SERUAN dari artikel Martin Suryajaya dan Coen Husain Pontoh, sangatlah relevan dan mendesak untuk ditindaklanjuti oleh kalangan progresif Indonesia. Seruan mereka adalah semacam battle cry (pekik perang) yang mengajak rakyat (Martin pake istilah ‘Massa’) paska pilpres 2014 ini untuk melanjutkan dukungan pada Jokowi, kali ini dalam misi melawan oligarki. Kelihatannya, fenomena relawan ini bisa disebut sebagai pengalaman baru dalam politik elektoral kita. Ada antusiasme besar terhadap massa karena operasi politik kubu oligarki di pilpres bisa direspon secara kreatif oleh berbagai aksi kolektif relawan yang melakukan mobilisasi dan pengawalan suara. Tantangannya, apakah massa aksi kolektif gerakan para relawan ini masih punya daya tahan dan strategi untuk melawan oligarki pada babak politik paska pilpres?

Masalah fundamental yang penting dituntaskan guna merespon battle cry tersebut adalah kejelasan mengenai apa yang dimaksud oligarki. Konteksnya dibutuhkan pemahaman komprehensif sekaligus praktis tentang oligarki yang ada di Kapitalisme Indonesia hari ini. Oligarki, sebagai aktor politik, sudah ada sejak jaman Plato, sehingga bisa saja berkembang pengertian bahwa kapitalisme tidak mempengaruhi oligarki. Pengertian/framework oligarki yang kita pakai mesti diperiksa, karena bahkan seorang Prabowo, yang jelas-jelas bagian dari oligarki, beretorika bahwa misi politiknya adalah melawan oligarki yang melemahkan Negara Indonesia. Martin dalam artikelnya mengacu pada kerangka analisis Hadiz-Robison (2004), yang membangun kerangka analisa oligarki tidak sama dengan sebagai analisis oligarki sebagai aktor. Tulisan ini juga mengacu pada kerangka analisis yang melihat oligarki sebagai struktur relasi kuasa yang mewujud dalam aliansi sosial dari bisnis dan birokrasi serta melibatkan pula kelompok-kelompok sosial tertentu (umumnya melalui kooptasi dan berelasi tergantung kebutuhan kontekstual yang spesifik) Jaring relasi kuasa ini beroperasi demi melakukan penjarahan atas kekayaan negara dan juga kekayaan yang dihasilkan dari eksploitasi rakyat pekerja. Kekayaan-kekayaan tersebut yang menjadi motor penggerak dominan bagi kapitalisme Indonesia.
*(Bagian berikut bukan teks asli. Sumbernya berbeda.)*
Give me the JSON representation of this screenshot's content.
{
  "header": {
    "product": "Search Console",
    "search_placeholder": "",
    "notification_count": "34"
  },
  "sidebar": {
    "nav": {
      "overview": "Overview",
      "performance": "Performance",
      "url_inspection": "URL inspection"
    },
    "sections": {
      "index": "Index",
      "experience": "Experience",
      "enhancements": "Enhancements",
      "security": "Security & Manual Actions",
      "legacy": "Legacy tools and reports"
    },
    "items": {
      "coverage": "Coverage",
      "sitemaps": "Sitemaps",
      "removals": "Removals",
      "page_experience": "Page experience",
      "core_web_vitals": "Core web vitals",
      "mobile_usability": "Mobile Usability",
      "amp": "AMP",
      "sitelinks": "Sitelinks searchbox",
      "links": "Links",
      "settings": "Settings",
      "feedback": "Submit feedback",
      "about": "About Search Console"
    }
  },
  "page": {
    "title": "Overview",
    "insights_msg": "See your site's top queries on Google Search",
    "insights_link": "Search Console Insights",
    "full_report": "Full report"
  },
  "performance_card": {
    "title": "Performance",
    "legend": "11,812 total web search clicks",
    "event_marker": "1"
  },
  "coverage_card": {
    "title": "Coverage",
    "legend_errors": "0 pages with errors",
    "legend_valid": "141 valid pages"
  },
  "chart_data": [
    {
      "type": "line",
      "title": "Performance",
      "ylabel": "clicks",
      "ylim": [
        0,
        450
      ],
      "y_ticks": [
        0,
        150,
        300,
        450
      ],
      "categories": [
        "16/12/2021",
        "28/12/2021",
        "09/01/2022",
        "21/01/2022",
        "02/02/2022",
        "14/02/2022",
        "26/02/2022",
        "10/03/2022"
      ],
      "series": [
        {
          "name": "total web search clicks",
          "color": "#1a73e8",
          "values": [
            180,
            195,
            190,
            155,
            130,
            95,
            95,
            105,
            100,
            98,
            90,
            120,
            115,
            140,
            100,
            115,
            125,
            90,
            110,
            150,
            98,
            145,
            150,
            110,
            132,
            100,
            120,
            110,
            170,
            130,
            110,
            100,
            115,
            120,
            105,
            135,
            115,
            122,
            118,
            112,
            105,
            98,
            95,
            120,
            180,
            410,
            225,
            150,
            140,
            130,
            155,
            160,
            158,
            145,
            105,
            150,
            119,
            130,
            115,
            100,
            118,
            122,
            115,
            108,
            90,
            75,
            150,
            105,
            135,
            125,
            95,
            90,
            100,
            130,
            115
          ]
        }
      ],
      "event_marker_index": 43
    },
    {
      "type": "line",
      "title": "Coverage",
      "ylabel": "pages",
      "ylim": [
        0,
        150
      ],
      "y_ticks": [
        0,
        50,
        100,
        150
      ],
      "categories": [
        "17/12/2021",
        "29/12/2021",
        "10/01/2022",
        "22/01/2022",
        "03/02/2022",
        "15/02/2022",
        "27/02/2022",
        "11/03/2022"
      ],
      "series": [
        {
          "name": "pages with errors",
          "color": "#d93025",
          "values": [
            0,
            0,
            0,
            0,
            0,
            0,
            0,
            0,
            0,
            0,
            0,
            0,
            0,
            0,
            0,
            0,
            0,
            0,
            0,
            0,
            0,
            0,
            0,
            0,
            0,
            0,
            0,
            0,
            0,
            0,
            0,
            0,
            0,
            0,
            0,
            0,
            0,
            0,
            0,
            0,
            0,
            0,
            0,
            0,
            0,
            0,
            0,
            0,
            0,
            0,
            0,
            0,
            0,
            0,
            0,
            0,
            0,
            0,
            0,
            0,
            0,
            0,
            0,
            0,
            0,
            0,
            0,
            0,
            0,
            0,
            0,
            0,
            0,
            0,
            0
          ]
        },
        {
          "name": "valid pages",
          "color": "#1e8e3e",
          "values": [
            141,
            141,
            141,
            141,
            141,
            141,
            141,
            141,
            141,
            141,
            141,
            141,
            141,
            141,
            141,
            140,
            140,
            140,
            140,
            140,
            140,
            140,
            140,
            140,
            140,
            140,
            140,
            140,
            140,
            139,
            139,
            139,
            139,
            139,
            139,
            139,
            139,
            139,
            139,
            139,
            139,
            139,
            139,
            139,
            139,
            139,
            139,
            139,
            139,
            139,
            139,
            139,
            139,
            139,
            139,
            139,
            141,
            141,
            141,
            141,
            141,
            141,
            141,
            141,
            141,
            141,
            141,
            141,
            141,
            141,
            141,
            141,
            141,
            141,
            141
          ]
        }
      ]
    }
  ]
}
Terbentuknya Oligarki di Indonesia

Banyak orang yang menyamakan demokrasi representatif saat ini dengan kekuasaan oligarki, sebagai sistem yang terbaik yang mungkin ada saat ini. Demokrasi representasi elektoral secara empiris memang adalah yang terbaik sementara ini dalam sejarah Indonesia paska 1965. Demokrasi representasi selama ini cenderung merugikan rakyat pekerja, karena rakyat justru semakin tidak hadir dalam kekuasaan politik. Hadir bukan sebatas ada orangnya saja, tapi juga ada dalam tindakan-tindakan dan kebijakan yang mewujudkan kepentingan rakyat. Akan tetapi, sebagai kaum progresif, kita harus sadar bahwa demokrasi hari ini harus dan bisa dilampaui. Demokrasi saat ini masih terlalu rentan dibajak jaringan oligarki dengan money politics, sentiment sektarian, hingga kooptasi terhadap aktivis-aktivis gerakan untuk mengabdi secara pragmatis pada kepentingan penguasa untuk terus meminggirkan kehadiran dan kepentingan rakyat. Kerentanan yang bukan terutama berasal dari masih lemahnya budaya dan kesadaran politik rakyat, atau masih terbelakangnya lembaga dan prosedur politik yang ada di Indonesia. Kerentanan karena demokrasi yang ada adalah arena pertarungan dimana oligarki berjaya membuat kekuatan sosial lain, di luar kelas kapitalis dan aliansi sosial yang dibangunnya, tidak berdaya (Irwansyah, 2010)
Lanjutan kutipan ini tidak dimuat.